Магнитофон пискнул — негромко, но пронзительно, — объявив, что вставляет новую пленку. Длиться вынужденная пауза должна была секунд восемь, и Руис-Санчес вдруг решил этим воспользоваться. Когда магнитофон снова издал писк, священник быстро проговорил:
— Майк, останови ненадолго, я хочу тебе один вопрос задать. Какой вывод ты можешь сделать из того, что я говорил?
— Как «какой» — да тот же, что и раньше, — медленно проговорил Микелис. — Невероятно развитая социальная наука, опирается на точнейшую систему психогенетики. Я бы сказал, этого более чем достаточно.
— Замечательно. Я продолжаю. Сначала я думал так же, как ты. Потом я стал задаваться всякими… коррелятивными вопросами. Например: как получается, что у литиан не только не происходит отклонений от этических норм — представьте себе, ни единого отклонения! — но и сами эти нормы, выполняемые стол; безупречно, совпадают, пункт за пунктом, с теми, которым пытаемся следовать мы? Если это просто совпадение, то самое невероятное, какое может быть. Вдумайтесь, пожалуйста: отличия ведь неуловимы, абсолютно! А даже на Земле не было ни одного общества, где сложились бы в точности такие же заповеди, как христианские — хоть моисеевы. Да, конечно, иногда доктринальные отличия представлялись незначительными — в прошлом веке, например, чрезвычайно популярны были всякие синтетические построения; теософия там, Голливуд-Веданта… Но ни одна этическая система у нас, если развивалась независимо от христианской, не совпадала с той пункт за пунктом. Ни митраисты, ни мусульмане, ни ессеи — даже они, которые то ли оказали основополагающее воздействие на раннее христианство, то ли, наоборот, сами подпали под его влияние, даже они соглашались с христианами не по всем этическим вопросам… А что находим мы на Литии, в пятидесяти световых годах от Земли и у расы, похожей на людей не больше, чем человек на кенгуру? Христианскую этику чистой воды, с точностью до терминологии и аксессуаров. Не знаю, что скажете вы, а по мне, так это абсолютно невозможно — математически невозможно. Если не предположить одной вещи; сейчас объясню, какой.
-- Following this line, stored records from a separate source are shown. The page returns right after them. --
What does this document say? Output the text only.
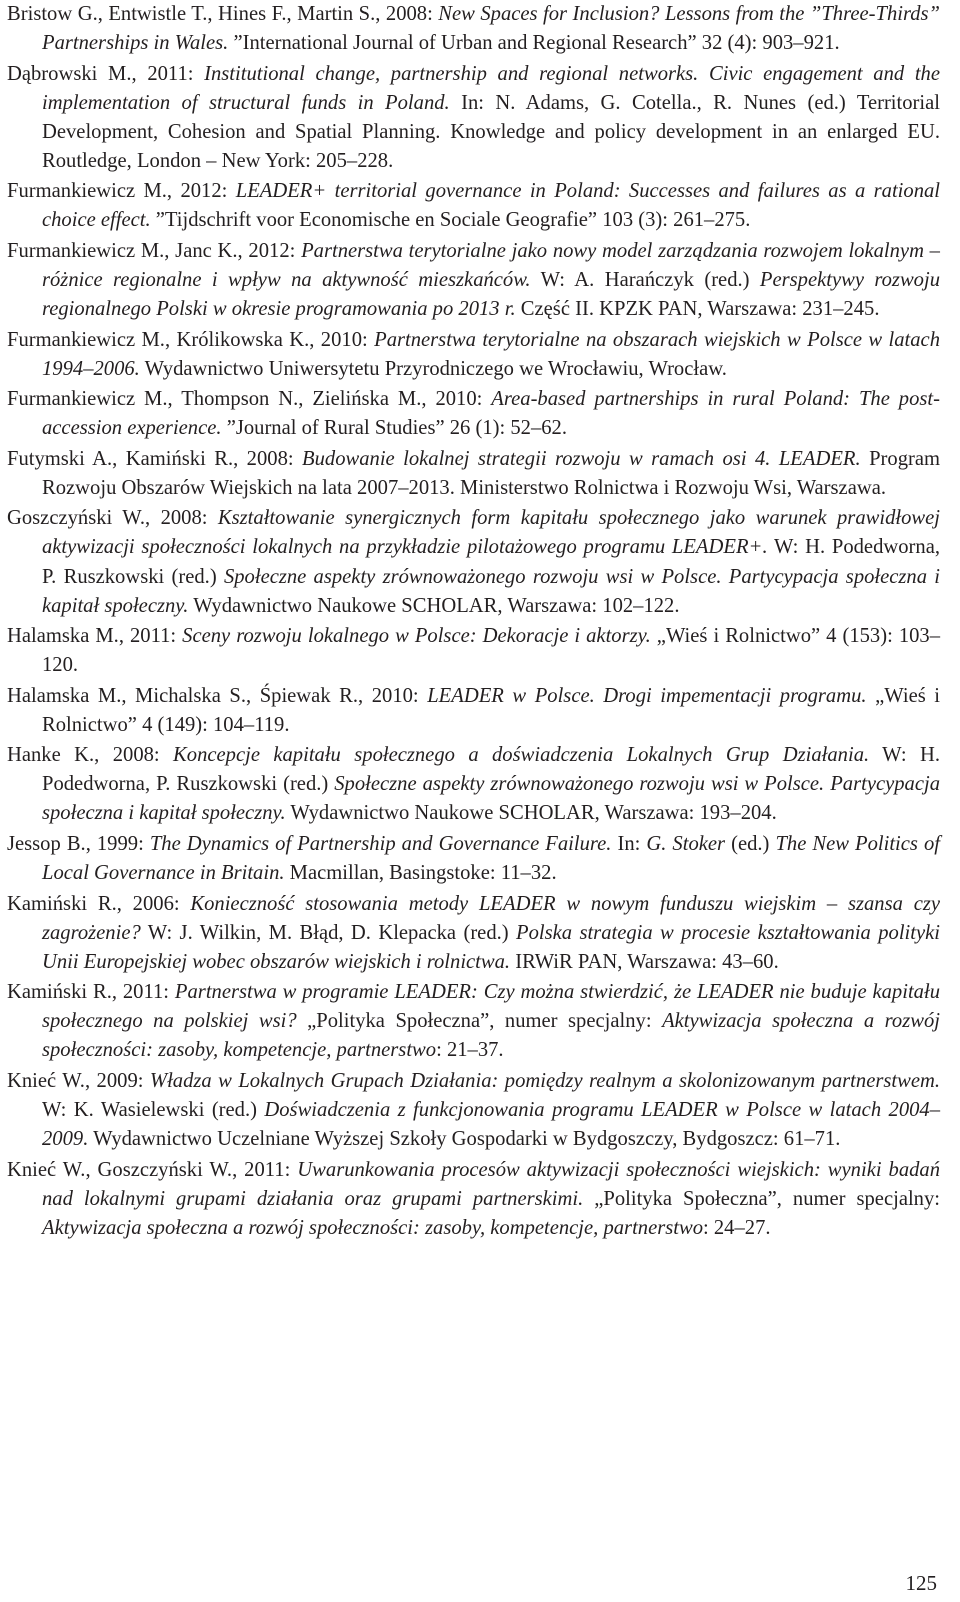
Bristow G., Entwistle T., Hines F., Martin S., 2008: New Spaces for Inclusion? Lessons from the ”Three-Thirds” Partnerships in Wales. ”International Journal of Urban and Regional Research” 32 (4): 903–921.

Dąbrowski M., 2011: Institutional change, partnership and regional networks. Civic engagement and the implementation of structural funds in Poland. In: N. Adams, G. Cotella., R. Nunes (ed.) Territorial Development, Cohesion and Spatial Planning. Knowledge and policy development in an enlarged EU. Routledge, London – New York: 205–228.

Furmankiewicz M., 2012: LEADER+ territorial governance in Poland: Successes and failures as a rational choice effect. ”Tijdschrift voor Economische en Sociale Geografie” 103 (3): 261–275.

Furmankiewicz M., Janc K., 2012: Partnerstwa terytorialne jako nowy model zarządzania rozwojem lokalnym – różnice regionalne i wpływ na aktywność mieszkańców. W: A. Harańczyk (red.) Perspektywy rozwoju regionalnego Polski w okresie programowania po 2013 r. Część II. KPZK PAN, Warszawa: 231–245.

Furmankiewicz M., Królikowska K., 2010: Partnerstwa terytorialne na obszarach wiejskich w Polsce w latach 1994–2006. Wydawnictwo Uniwersytetu Przyrodniczego we Wrocławiu, Wrocław.

Furmankiewicz M., Thompson N., Zielińska M., 2010: Area-based partnerships in rural Poland: The post-accession experience. ”Journal of Rural Studies” 26 (1): 52–62.

Futymski A., Kamiński R., 2008: Budowanie lokalnej strategii rozwoju w ramach osi 4. LEADER. Program Rozwoju Obszarów Wiejskich na lata 2007–2013. Ministerstwo Rolnictwa i Rozwoju Wsi, Warszawa.

Goszczyński W., 2008: Kształtowanie synergicznych form kapitału społecznego jako warunek prawidłowej aktywizacji społeczności lokalnych na przykładzie pilotażowego programu LEADER+. W: H. Podedworna, P. Ruszkowski (red.) Społeczne aspekty zrównoważonego rozwoju wsi w Polsce. Partycypacja społeczna i kapitał społeczny. Wydawnictwo Naukowe SCHOLAR, Warszawa: 102–122.

Halamska M., 2011: Sceny rozwoju lokalnego w Polsce: Dekoracje i aktorzy. „Wieś i Rolnictwo” 4 (153): 103–120.

Halamska M., Michalska S., Śpiewak R., 2010: LEADER w Polsce. Drogi impementacji programu. „Wieś i Rolnictwo” 4 (149): 104–119.

Hanke K., 2008: Koncepcje kapitału społecznego a doświadczenia Lokalnych Grup Działania. W: H. Podedworna, P. Ruszkowski (red.) Społeczne aspekty zrównoważonego rozwoju wsi w Polsce. Partycypacja społeczna i kapitał społeczny. Wydawnictwo Naukowe SCHOLAR, Warszawa: 193–204.

Jessop B., 1999: The Dynamics of Partnership and Governance Failure. In: G. Stoker (ed.) The New Politics of Local Governance in Britain. Macmillan, Basingstoke: 11–32.

Kamiński R., 2006: Konieczność stosowania metody LEADER w nowym funduszu wiejskim – szansa czy zagrożenie? W: J. Wilkin, M. Błąd, D. Klepacka (red.) Polska strategia w procesie kształtowania polityki Unii Europejskiej wobec obszarów wiejskich i rolnictwa. IRWiR PAN, Warszawa: 43–60.

Kamiński R., 2011: Partnerstwa w programie LEADER: Czy można stwierdzić, że LEADER nie buduje kapitału społecznego na polskiej wsi? „Polityka Społeczna”, numer specjalny: Aktywizacja społeczna a rozwój społeczności: zasoby, kompetencje, partnerstwo: 21–37.

Knieć W., 2009: Władza w Lokalnych Grupach Działania: pomiędzy realnym a skolonizowanym partnerstwem. W: K. Wasielewski (red.) Doświadczenia z funkcjonowania programu LEADER w Polsce w latach 2004–2009. Wydawnictwo Uczelniane Wyższej Szkoły Gospodarki w Bydgoszczy, Bydgoszcz: 61–71.

Knieć W., Goszczyński W., 2011: Uwarunkowania procesów aktywizacji społeczności wiejskich: wyniki badań nad lokalnymi grupami działania oraz grupami partnerskimi. „Polityka Społeczna”, numer specjalny: Aktywizacja społeczna a rozwój społeczności: zasoby, kompetencje, partnerstwo: 24–27.

125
— Э-э, не так быстро, — угрюмо проговорил Кливер. — Не понимаю, что вообще за твердолобость — в космосе, в пятидесяти световых годах от Земли, и нести такую чушь.
— Твердолобость? — переспросил Руис-Санчес агрессивней, чем намеревался. — По-твоему, во всех истинах земных автоматически следует усомниться, когда в космосе? Если ты еще не забыл, Пол, квантовая механика работает на Литии ничуть не хуже, чем на Земле — а, исходя из этого, ты себя твердолобым почему-то не считаешь. Если в Перу я верю, что вселенная и все сущее в ней созданы Богом и Ему подвластны, не вижу ничего твердолобого в том, чтобы верить в то же самое и на Литии. Так что, не тверже, чем у некоторых; «того хотят — там, где исполнить властны то, что хотят».